3) Improve transparency and open up the data

It is startling that some emergency contracts have still not been published after 100 days. The UK procurement rules mandate publication after 30 days. Despite the contracts being concluded in a hurry under emergency provisions, it’s taken three times longer to make them public. Why?

To cope with the supply shock from the pandemic, nothing can be more important than having reliable and timely information about who buys what, at what price, and from whom.  Some of the other countries where we work require COVID emergency contracts to be published within 24 hours. All the information therein is shared on a public dashboard, thereby helping to connect buyers and suppliers. Open data from those contracts allows analytics to track prices, risks, costs and to flag anomalies. You can even get that information beamed to your phone.  If Ukraine or Colombia can do this, why can’t the UK?

4) Put someone in charge

Part of the challenge for the UK has been that the whole system of awarding public contracts is devolved, fragmented and siloed. Other than publication of major awards on the EU framework, the UK rules are a patchwork of different legislation and policies with no consistent oversight. Everybody has their own system – the NHS, central government, cities, counties, Wales, England, Scotland and Northern Ireland. There is little coordination. Vital data are lost between them.  

Other countries, with clearer governance and oversight, were able to create a single unified emergency framework process for Covid procurement, connecting buyers to suppliers under one set of simplified rules, and ‘call down’ contracts from there. Still others had pre-vetted emergency frameworks in place to cope with surging demand during disasters or avoided opaque direct awards by simply hacking down their processes and running fast competitions. This may not be the last pandemic alas, so let’s prepare for the future. 

Leaving the EU means a fresh start for the UK procurement landscape. 

We need to rethink procurement as a smart digital service, tracking public contracts from end-to-end with open data and using analytics to track performance.

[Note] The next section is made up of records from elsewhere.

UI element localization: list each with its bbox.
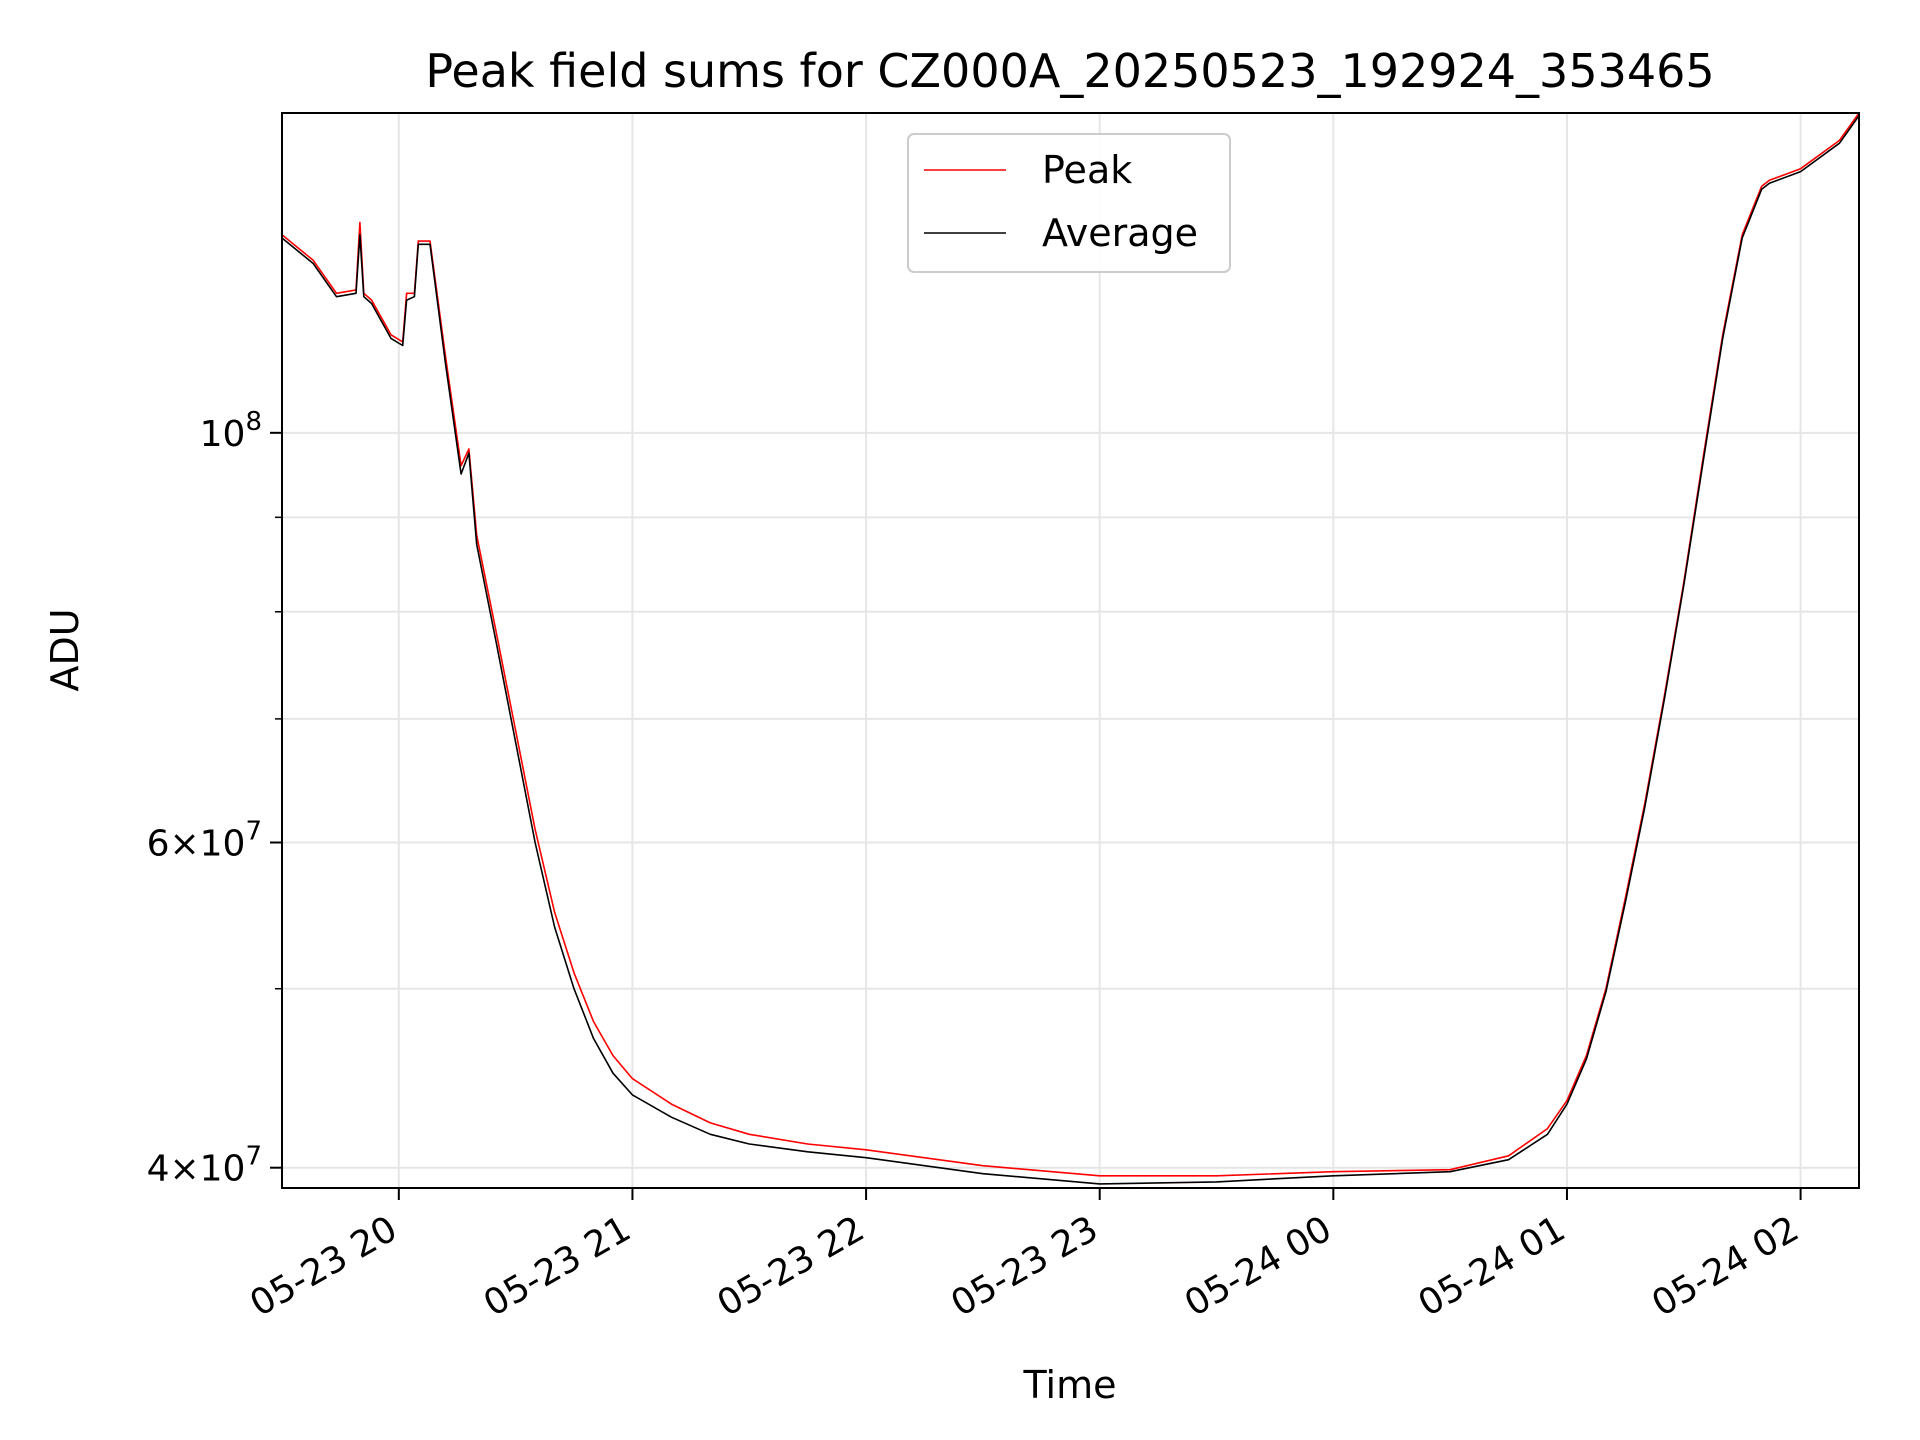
plot-lines [281,112,1860,1185]
legend-box [907,133,1231,273]
y-axis: 4×107 6×107 108 [147,407,282,1190]
legend-label-average: Average [1042,211,1198,255]
y-axis-label: ADU [43,608,87,691]
legend-label-peak: Peak [1042,148,1132,192]
plot-frame [281,112,1860,1189]
y-tick-label: 108 [200,407,262,455]
chart-title: Peak field sums for CZ000A_20250523_1929… [425,44,1714,98]
y-tick-label: 6×107 [147,817,262,865]
legend: Peak Average [907,133,1231,273]
y-tick-label: 4×107 [147,1142,262,1190]
x-axis-label: Time [1023,1363,1117,1407]
series-line-average [281,115,1860,1185]
grid [282,113,1859,1188]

Everyone should be able to follow the money. 

Procurement is the single largest area of public spending in the UK, over GBP284 billion every year. That is over one in every three pound of our taxes. Making it better is vital for economic recovery. Local and national budgets will be stretched as never before. Openness, accessibility and better information all help improve competition and inclusion in procurement, saving time and money and improving services. Simple, clear procurement processes and contracts will be vital to spending limited resources wisely and to rebuilding the devastated small business sector. Our health, safety and national security require this money to be spent wisely.

So no excuses Britain: let’s open up the black box of government procurement and make it faster, fairer and smarter in future.